Les besoins d’accompagnement et les demandes des usagers s’amplifient avec le vieillissement de la population, la précarisation, la vulnérabilité économique et sociale, la grande pauvreté, la chronicisation des pathologies. Les nouveaux modes de prises en charge ambulatoires ainsi que les nouvelles technologies médicales connectées sont sources d’une demande des usagers amplifiée en terme d’accompagnement, de prévention et de soins.
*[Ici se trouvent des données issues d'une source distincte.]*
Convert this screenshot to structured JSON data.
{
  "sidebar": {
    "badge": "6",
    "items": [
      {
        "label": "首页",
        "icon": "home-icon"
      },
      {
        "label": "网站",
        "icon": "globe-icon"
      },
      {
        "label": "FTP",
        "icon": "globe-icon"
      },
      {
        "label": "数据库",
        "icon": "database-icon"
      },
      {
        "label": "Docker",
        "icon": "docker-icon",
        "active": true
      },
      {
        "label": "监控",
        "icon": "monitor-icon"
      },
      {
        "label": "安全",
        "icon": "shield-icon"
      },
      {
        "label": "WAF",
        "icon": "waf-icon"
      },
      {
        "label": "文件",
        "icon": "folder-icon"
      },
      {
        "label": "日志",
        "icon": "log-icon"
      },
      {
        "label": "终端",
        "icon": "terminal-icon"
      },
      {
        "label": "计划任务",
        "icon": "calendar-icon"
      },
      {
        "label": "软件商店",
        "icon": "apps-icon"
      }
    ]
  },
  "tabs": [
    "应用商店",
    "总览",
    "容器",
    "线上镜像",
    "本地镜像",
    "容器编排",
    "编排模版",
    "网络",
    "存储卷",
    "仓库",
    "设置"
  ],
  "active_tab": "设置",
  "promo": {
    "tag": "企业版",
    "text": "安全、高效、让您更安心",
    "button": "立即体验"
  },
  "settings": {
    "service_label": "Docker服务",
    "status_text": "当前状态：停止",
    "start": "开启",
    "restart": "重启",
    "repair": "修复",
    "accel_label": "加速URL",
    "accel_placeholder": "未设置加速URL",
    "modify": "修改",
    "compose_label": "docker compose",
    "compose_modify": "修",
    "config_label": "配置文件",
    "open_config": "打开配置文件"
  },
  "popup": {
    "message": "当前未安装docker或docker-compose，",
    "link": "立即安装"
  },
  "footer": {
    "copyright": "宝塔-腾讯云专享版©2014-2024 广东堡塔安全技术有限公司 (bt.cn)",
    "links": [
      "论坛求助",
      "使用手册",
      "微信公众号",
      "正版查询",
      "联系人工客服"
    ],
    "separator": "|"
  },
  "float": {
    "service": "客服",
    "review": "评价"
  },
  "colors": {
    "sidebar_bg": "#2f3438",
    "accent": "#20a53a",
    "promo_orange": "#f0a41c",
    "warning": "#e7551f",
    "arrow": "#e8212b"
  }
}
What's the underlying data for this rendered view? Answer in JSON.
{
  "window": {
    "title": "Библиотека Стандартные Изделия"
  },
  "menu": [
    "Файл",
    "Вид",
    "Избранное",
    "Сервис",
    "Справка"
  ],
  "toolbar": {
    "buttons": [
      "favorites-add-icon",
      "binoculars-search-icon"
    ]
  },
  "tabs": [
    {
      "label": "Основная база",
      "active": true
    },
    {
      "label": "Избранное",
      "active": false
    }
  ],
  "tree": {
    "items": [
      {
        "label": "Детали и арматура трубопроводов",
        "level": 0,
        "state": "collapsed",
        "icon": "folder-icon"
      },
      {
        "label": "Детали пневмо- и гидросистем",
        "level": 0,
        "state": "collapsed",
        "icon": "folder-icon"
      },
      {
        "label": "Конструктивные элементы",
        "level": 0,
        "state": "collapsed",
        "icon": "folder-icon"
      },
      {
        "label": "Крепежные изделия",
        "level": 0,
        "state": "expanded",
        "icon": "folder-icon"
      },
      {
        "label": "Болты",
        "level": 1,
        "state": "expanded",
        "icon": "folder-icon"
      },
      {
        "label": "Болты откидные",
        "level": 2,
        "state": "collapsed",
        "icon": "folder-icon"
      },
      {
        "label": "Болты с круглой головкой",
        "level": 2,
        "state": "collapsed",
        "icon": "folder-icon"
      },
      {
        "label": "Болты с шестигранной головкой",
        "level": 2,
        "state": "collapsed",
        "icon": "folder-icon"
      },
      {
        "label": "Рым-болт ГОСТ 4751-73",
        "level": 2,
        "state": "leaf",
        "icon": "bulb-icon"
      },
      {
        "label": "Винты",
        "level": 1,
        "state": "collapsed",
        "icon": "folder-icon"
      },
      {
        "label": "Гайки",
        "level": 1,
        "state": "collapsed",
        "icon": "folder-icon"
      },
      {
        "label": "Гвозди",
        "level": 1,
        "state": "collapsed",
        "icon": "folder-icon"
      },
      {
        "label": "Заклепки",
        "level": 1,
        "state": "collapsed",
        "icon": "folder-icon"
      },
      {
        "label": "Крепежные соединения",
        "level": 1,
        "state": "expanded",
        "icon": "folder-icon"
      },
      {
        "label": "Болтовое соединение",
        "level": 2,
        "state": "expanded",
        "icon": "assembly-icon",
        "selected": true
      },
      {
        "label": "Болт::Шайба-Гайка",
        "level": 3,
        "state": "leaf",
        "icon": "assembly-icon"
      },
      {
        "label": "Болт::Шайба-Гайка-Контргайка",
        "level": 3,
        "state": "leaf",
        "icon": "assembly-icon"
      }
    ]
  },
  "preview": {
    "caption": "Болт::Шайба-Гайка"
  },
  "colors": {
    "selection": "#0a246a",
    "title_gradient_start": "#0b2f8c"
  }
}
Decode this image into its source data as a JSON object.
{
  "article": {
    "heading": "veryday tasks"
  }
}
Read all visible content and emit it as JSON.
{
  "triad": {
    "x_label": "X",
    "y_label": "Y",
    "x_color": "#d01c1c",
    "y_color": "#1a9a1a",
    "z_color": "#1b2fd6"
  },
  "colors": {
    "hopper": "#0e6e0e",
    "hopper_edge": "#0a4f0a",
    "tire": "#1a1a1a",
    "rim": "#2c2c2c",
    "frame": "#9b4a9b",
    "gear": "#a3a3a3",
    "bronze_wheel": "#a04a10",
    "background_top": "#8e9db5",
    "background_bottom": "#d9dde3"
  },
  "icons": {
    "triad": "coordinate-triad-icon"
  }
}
L’expression (très médiatique) de « déserts médicaux » traduit une préoccupation légitime de la population et des difficultés réelles ou ressenties pour que tous puissent accéder à la prévention et aux soins.

Les constats sur la répartition de l’offre de soins et les difficultés d’accès aux soins sont très largement partagés : complexité de notre système de santé, coordination et coopération entre professionnels rendues difficiles, évolution de la pratique de la médecine et évolution des besoins en santé avec transition épidémiologique, difficulté d’accéder à la protection sociale et complémentaire qui favorisent le non-recours aux droits et le renoncement aux soins, non attention portée à un environnement vivable et à l’ensemble des déterminants de la santé (logement, alimentation, éducation,…).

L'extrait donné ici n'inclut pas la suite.